Delhi HC stalls RIL-Future deal; asks Kishore Biyani why he shouldn’t be imprisoned

The Court has also directed for the attachment of assets of Biyani and other FRL shareholders.
Future Group CEO Kishore Biyani
Future Group CEO Kishore Biyani

BENGALURU: India’s dethroned retail king Kishore Biyani and his debt-ridden firm Future Group suffered a major setback after the Delhi High Court upheld the Singapore emergency arbitration award which had put Rs 24,713 crore proposed Reliance-Future Deal on hold on appeal of e-commerce giant Amazon. 

A single-judge bench comprising Justice JR Midha on Thursday also issued a show-cause notice to Biyani and other FRL shareholders, asking them why they should not be detained in civil prison for violation of the EA order. The Court has also directed for the attachment of assets of Biyani and other FRL shareholders. Biyani and others have been asked to submit affidavits providing additional details of their assets before the court.
 
Justice Midha stated that the EA order by the Singapore International Arbitration Centre(SIAC) is enforceable under Section 17(2) of the Indian Arbitration and the Conciliation Act and hit out at Biyani and other promoters of FRL for deliberately disobeying the order, who are liable to face action under code of civil procedure. The Court said that FRL had raised a vague plea seeking nullity of the EA and maintained that the Biyani’s firm was a party to the proceedings at the SIAC.
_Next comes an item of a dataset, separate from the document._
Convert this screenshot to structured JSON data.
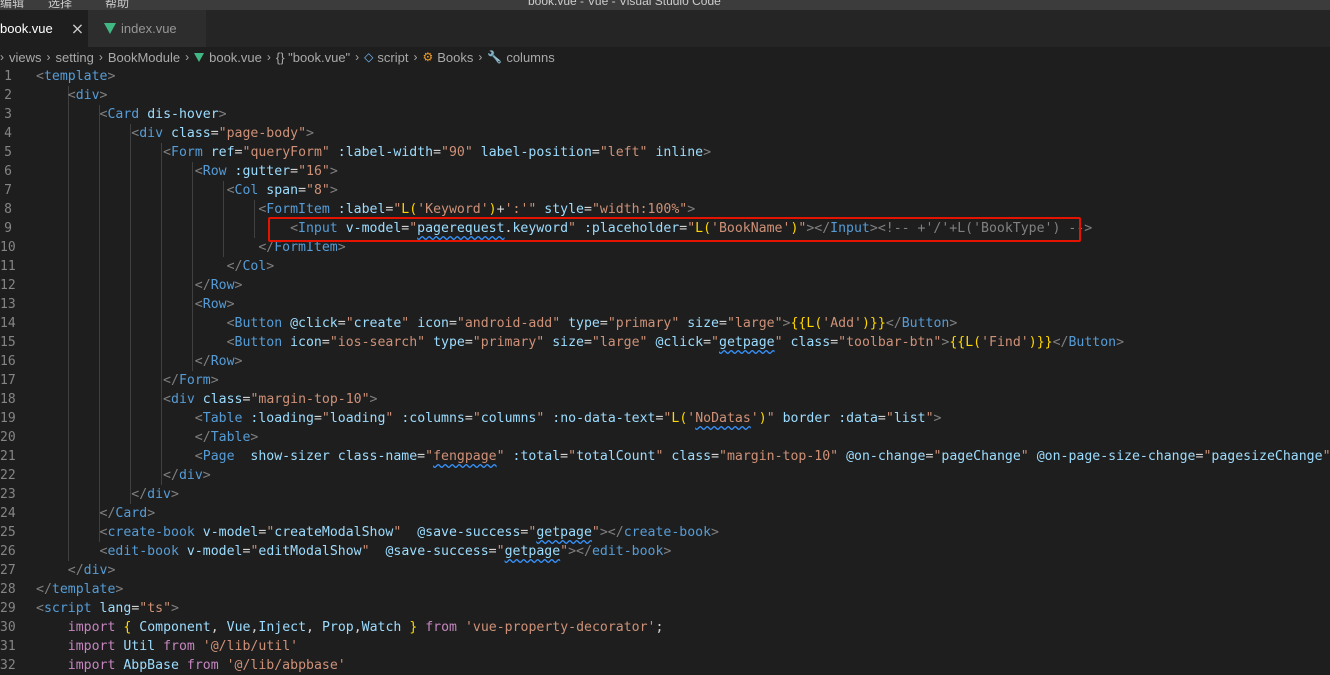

While directing the Future Group CEO, Kishore Biyani to appear in person during the next hearing in April, the Delhi HC also said that Singapore’s emergency arbitrator had rightly invoked the group of company doctrine and restrained the Future group to sell its assets to Reliance.
 
Biyani and FRL have now been directed to stop further action in seeking regulatory approval for the RIL-FRL deal and bring on record all the actions taken after an EA order was passed on October 25, 2020, for the furtherance of the deal. FRL had approached NCLAT for the clearance of its deal with RIL in a bid to save its retail, warehousing, and logistics business with a mounting debt of Rs 13,000 crore.

Amazon which owns a 49% stake in FRL’s promoter entity Future Coupons has argued that Biyani has violated a contract that restrained FRL from entering into any shareholding arrangement with rival companies including Reliance. The e-commerce firm said that it was seeking its right of first refusal and had also offered Rs 500 crore to Biyani to salvage his retail enterprise. Biyani, on the other hand, has charged Amazon of demanding Rs 290 crore from FRL as compensation for the FRL-RIL transaction.